The CDC is urging U.S. residents to get the influenza vaccine as soon as possible. With flu cases on the rise, health officials around the country are scrambling to cope with the increasing number of patients. Reuters

Whether the motivation is the Ebola outbreak or President Barack Obama’s recent reminder, more people are getting flu shots this year. Nearly 2 million more influenza vaccine doses have been distributed so far in 2014 compared with this time last year, according to data from the Centers for Disease Control and Prevention.

About 112.3 million doses of the flu vaccine had been distributed as of Oct. 10, the most recent data available through the CDC. Only 110.5 million doses had been given by Oct. 18, 2013. The majority of vaccines for the infectious disease were administered by the end of October, and the CDC expects the same this year.

Flu shot popularity is on a general decline. By mid-October 2010, 139 million doses had been given. The numbers go down from there: In 2011, only 115.5 million had been distributed by that time; in 2012, 114.6 million. But this year’s recent uptick may indicate the 2014-2015 season is bucking the trend.

Manufacturers predicted 151 million to 156 million doses would be available this year, according to the CDC website. It’s recommended everyone 6 months and older get an annual flu shot as soon as possible. Anywhere from 5 percent to 20 percent of people get the flu each year, and more than 200,000 people are hospitalized each year with related conditions. There are roughly 500,000 flu-related deaths worldwide each year, according to the World Health Organization.

The flu season will likely peak around January or February. With the public's attention on Ebola, people may be more concerned about their health. Early symptoms of flu and Ebola, like fever, fatigue and vomiting, are similar. However, medical experts continue to emphasize in the U.S., getting -- and dying from -- the flu is much more likely than contracting Ebola. Obama joined the push in a press conference last week.
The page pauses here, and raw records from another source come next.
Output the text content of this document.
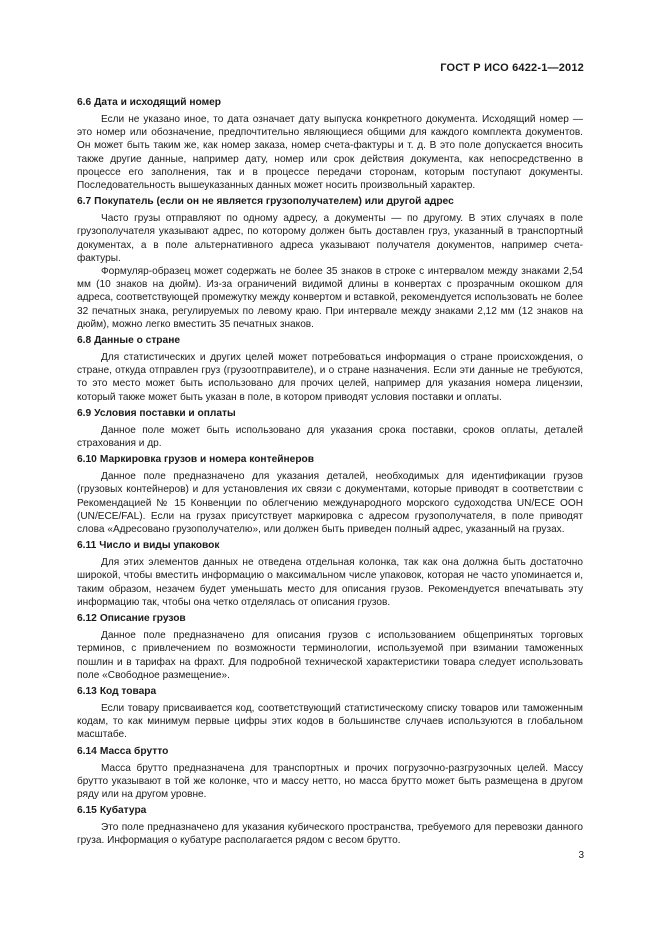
ГОСТ Р ИСО 6422-1—2012
6.6 Дата и исходящий номер

Если не указано иное, то дата означает дату выпуска конкретного документа. Исходящий номер — это номер или обозначение, предпочтительно являющиеся общими для каждого комплекта документов. Он может быть таким же, как номер заказа, номер счета-фактуры и т. д. В это поле допускается вносить также другие данные, например дату, номер или срок действия документа, как непосредственно в процессе его заполнения, так и в процессе передачи сторонам, которым поступают документы. Последовательность вышеуказанных данных может носить произвольный характер.

6.7 Покупатель (если он не является грузополучателем) или другой адрес

Часто грузы отправляют по одному адресу, а документы — по другому. В этих случаях в поле грузополучателя указывают адрес, по которому должен быть доставлен груз, указанный в транспортный документах, а в поле альтернативного адреса указывают получателя документов, например счета-фактуры.

Формуляр-образец может содержать не более 35 знаков в строке с интервалом между знаками 2,54 мм (10 знаков на дюйм). Из-за ограничений видимой длины в конвертах с прозрачным окошком для адреса, соответствующей промежутку между конвертом и вставкой, рекомендуется использовать не более 32 печатных знака, регулируемых по левому краю. При интервале между знаками 2,12 мм (12 знаков на дюйм), можно легко вместить 35 печатных знаков.

6.8 Данные о стране

Для статистических и других целей может потребоваться информация о стране происхождения, о стране, откуда отправлен груз (грузоотправителе), и о стране назначения. Если эти данные не требуются, то это место может быть использовано для прочих целей, например для указания номера лицензии, который также может быть указан в поле, в котором приводят условия поставки и оплаты.

6.9 Условия поставки и оплаты

Данное поле может быть использовано для указания срока поставки, сроков оплаты, деталей страхования и др.

6.10 Маркировка грузов и номера контейнеров

Данное поле предназначено для указания деталей, необходимых для идентификации грузов (грузовых контейнеров) и для установления их связи с документами, которые приводят в соответствии с Рекомендацией № 15 Конвенции по облегчению международного морского судоходства UN/ECE OOH (UN/ECE/FAL). Если на грузах присутствует маркировка с адресом грузополучателя, в поле приводят слова «Адресовано грузополучателю», или должен быть приведен полный адрес, указанный на грузах.

6.11 Число и виды упаковок

Для этих элементов данных не отведена отдельная колонка, так как она должна быть достаточно широкой, чтобы вместить информацию о максимальном числе упаковок, которая не часто упоминается и, таким образом, незачем будет уменьшать место для описания грузов. Рекомендуется впечатывать эту информацию так, чтобы она четко отделялась от описания грузов.

6.12 Описание грузов

Данное поле предназначено для описания грузов с использованием общепринятых торговых терминов, с привлечением по возможности терминологии, используемой при взимании таможенных пошлин и в тарифах на фрахт. Для подробной технической характеристики товара следует использовать поле «Свободное размещение».

6.13 Код товара

Если товару присваивается код, соответствующий статистическому списку товаров или таможенным кодам, то как минимум первые цифры этих кодов в большинстве случаев используются в глобальном масштабе.

6.14 Масса брутто

Масса брутто предназначена для транспортных и прочих погрузочно-разгрузочных целей. Массу брутто указывают в той же колонке, что и массу нетто, но масса брутто может быть размещена в другом ряду или на другом уровне.

6.15 Кубатура

Это поле предназначено для указания кубического пространства, требуемого для перевозки данного груза. Информация о кубатуре располагается рядом с весом брутто.

3
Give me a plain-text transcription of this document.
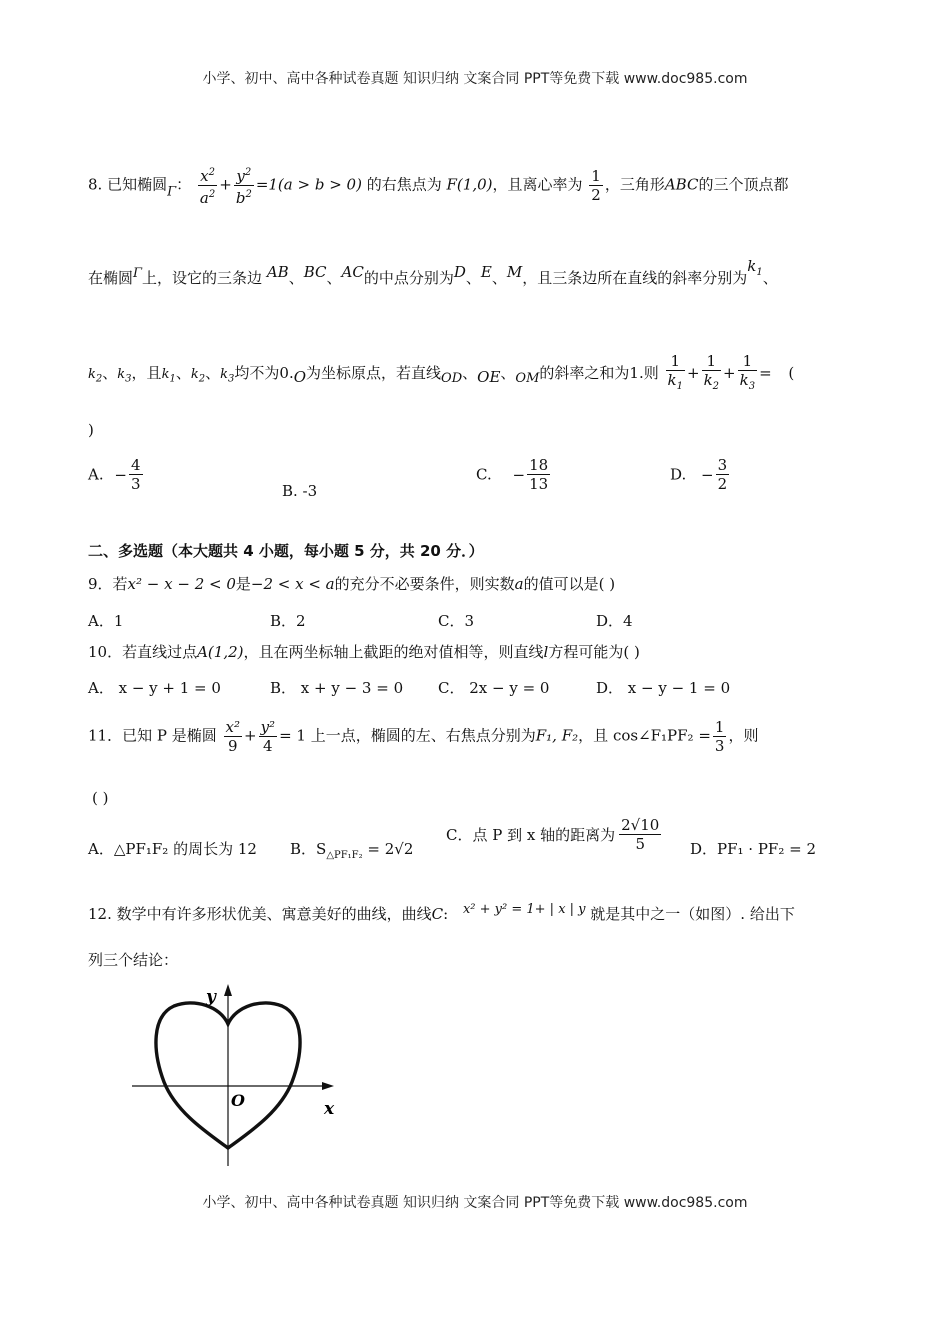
小学、初中、高中各种试卷真题 知识归纳 文案合同 PPT等免费下载 www.doc985.com
8. 已知椭圆Γ： $\frac{x^2}{a^2} + \frac{y^2}{b^2} =1(a > b > 0)$ 的右焦点为 F(1,0)，且离心率为 $\frac{1}{2}$ ，三角形ABC的三个顶点都
在椭圆Γ上，设它的三条边 AB、BC、AC的中点分别为D、E、M，且三条边所在直线的斜率分别为$k_1$、
$k_2$、$k_3$，且$k_1$、$k_2$、$k_3$均不为0.O为坐标原点，若直线OD、OE、OM的斜率之和为1.则 $\frac{1}{k_1} + \frac{1}{k_2} + \frac{1}{k_3}$ = (
)
A. − $\frac{4}{3}$	B. -3
C. − $\frac{18}{13}$	D. − $\frac{3}{2}$
二、多选题（本大题共 4 小题，每小题 5 分，共 20 分．）
9．若x² − x − 2 < 0是−2 < x < a的充分不必要条件，则实数a的值可以是( )
A．1	B．2	C．3	D．4
10．若直线过点A(1,2)，且在两坐标轴上截距的绝对值相等，则直线l方程可能为( )
A． x − y + 1 = 0	B． x + y − 3 = 0 C． 2x − y = 0	D． x − y − 1 = 0
11．已知 P 是椭圆 $\frac{\text{x²}}{9} + \frac{\text{y²}}{4} = 1$ 上一点，椭圆的左、右焦点分别为F₁, F₂，且 cos∠F₁PF₂ = $\frac{1}{3}$ ，则
( )
A．△PF₁F₂ 的周长为 12 B．$S_{\triangle PF_1F_2} = 2√2$
C．点 P 到 x 轴的距离为 $\frac{2√10}{5}$ D．PF₁ · PF₂ = 2
12. 数学中有许多形状优美、寓意美好的曲线，曲线C: x² + y² = 1+ | x | y 就是其中之一（如图）. 给出下
列三个结论：
y
x
O
小学、初中、高中各种试卷真题 知识归纳 文案合同 PPT等免费下载 www.doc985.com
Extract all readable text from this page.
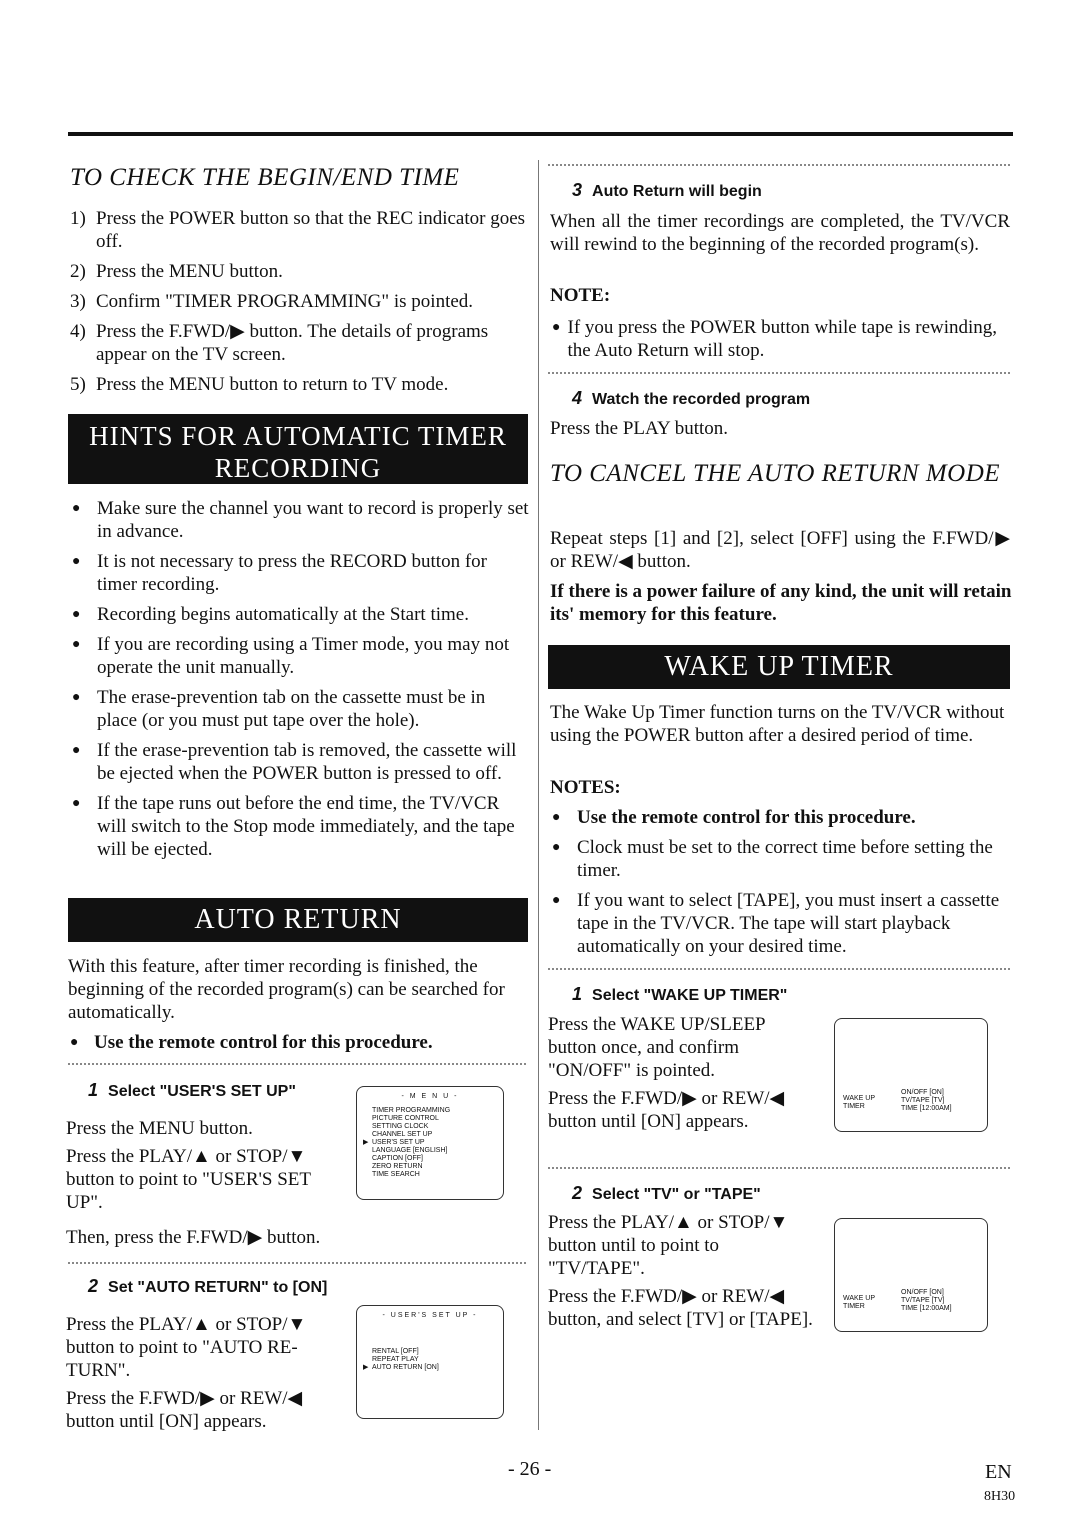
TO CHECK THE BEGIN/END TIME
1) Press the POWER button so that the REC indicator goes off.
2) Press the MENU button.
3) Confirm "TIMER PROGRAMMING" is pointed.
4) Press the F.FWD/▶ button. The details of programs appear on the TV screen.
5) Press the MENU button to return to TV mode.
HINTS FOR AUTOMATIC TIMER
RECORDING
● Make sure the channel you want to record is properly set in advance.
● It is not necessary to press the RECORD button for timer recording.
● Recording begins automatically at the Start time.
● If you are recording using a Timer mode, you may not operate the unit manually.
● The erase-prevention tab on the cassette must be in place (or you must put tape over the hole).
● If the erase-prevention tab is removed, the cassette will be ejected when the POWER button is pressed to off.
● If the tape runs out before the end time, the TV/VCR will switch to the Stop mode immediately, and the tape will be ejected.
AUTO RETURN
With this feature, after timer recording is finished, the beginning of the recorded program(s) can be searched for automatically.
● Use the remote control for this procedure.
1 Select "USER'S SET UP"
Press the MENU button.
Press the PLAY/▲ or STOP/▼ button to point to "USER'S SET UP".
Then, press the F.FWD/▶ button.
- M E N U -
TIMER PROGRAMMING
PICTURE CONTROL
SETTING CLOCK
CHANNEL SET UP
▶ USER'S SET UP
LANGUAGE [ENGLISH]
CAPTION [OFF]
ZERO RETURN
TIME SEARCH
2 Set "AUTO RETURN" to [ON]
Press the PLAY/▲ or STOP/▼ button to point to "AUTO RE-TURN".
Press the F.FWD/▶ or REW/◀ button until [ON] appears.
- USER'S SET UP -
RENTAL [OFF]
REPEAT PLAY
▶ AUTO RETURN [ON]
3 Auto Return will begin
When all the timer recordings are completed, the TV/VCR will rewind to the beginning of the recorded program(s).
NOTE:
● If you press the POWER button while tape is rewinding, the Auto Return will stop.
4 Watch the recorded program
Press the PLAY button.
TO CANCEL THE AUTO RETURN MODE
Repeat steps [1] and [2], select [OFF] using the F.FWD/▶ or REW/◀ button.
If there is a power failure of any kind, the unit will retain its' memory for this feature.
WAKE UP TIMER
The Wake Up Timer function turns on the TV/VCR without using the POWER button after a desired period of time.
NOTES:
● Use the remote control for this procedure.
● Clock must be set to the correct time before setting the timer.
● If you want to select [TAPE], you must insert a cassette tape in the TV/VCR. The tape will start playback automatically on your desired time.
1 Select "WAKE UP TIMER"
Press the WAKE UP/SLEEP button once, and confirm "ON/OFF" is pointed.
Press the F.FWD/▶ or REW/◀ button until [ON] appears.
WAKE UP TIMER
ON/OFF [ON]
TV/TAPE [TV]
TIME [12:00AM]
2 Select "TV" or "TAPE"
Press the PLAY/▲ or STOP/▼ button until to point to "TV/TAPE".
Press the F.FWD/▶ or REW/◀ button, and select [TV] or [TAPE].
WAKE UP TIMER
ON/OFF [ON]
TV/TAPE [TV]
TIME [12:00AM]
- 26 -	EN
8H30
“We’re going into flu season, which means, by the way, that people should be looking to get their flu shots,” he said. “We know that every year tens of thousands of people potentially die of the flu, and 100,000 or more may be actually going to the emergency room and hospitalized because of the flu.”

In September, production issues delayed shipment of some manufacturers' vaccines. But representatives from Walgreens and CVS Pharmacy, two drug store chains that administer the shot, said this week that they were not experiencing shortages.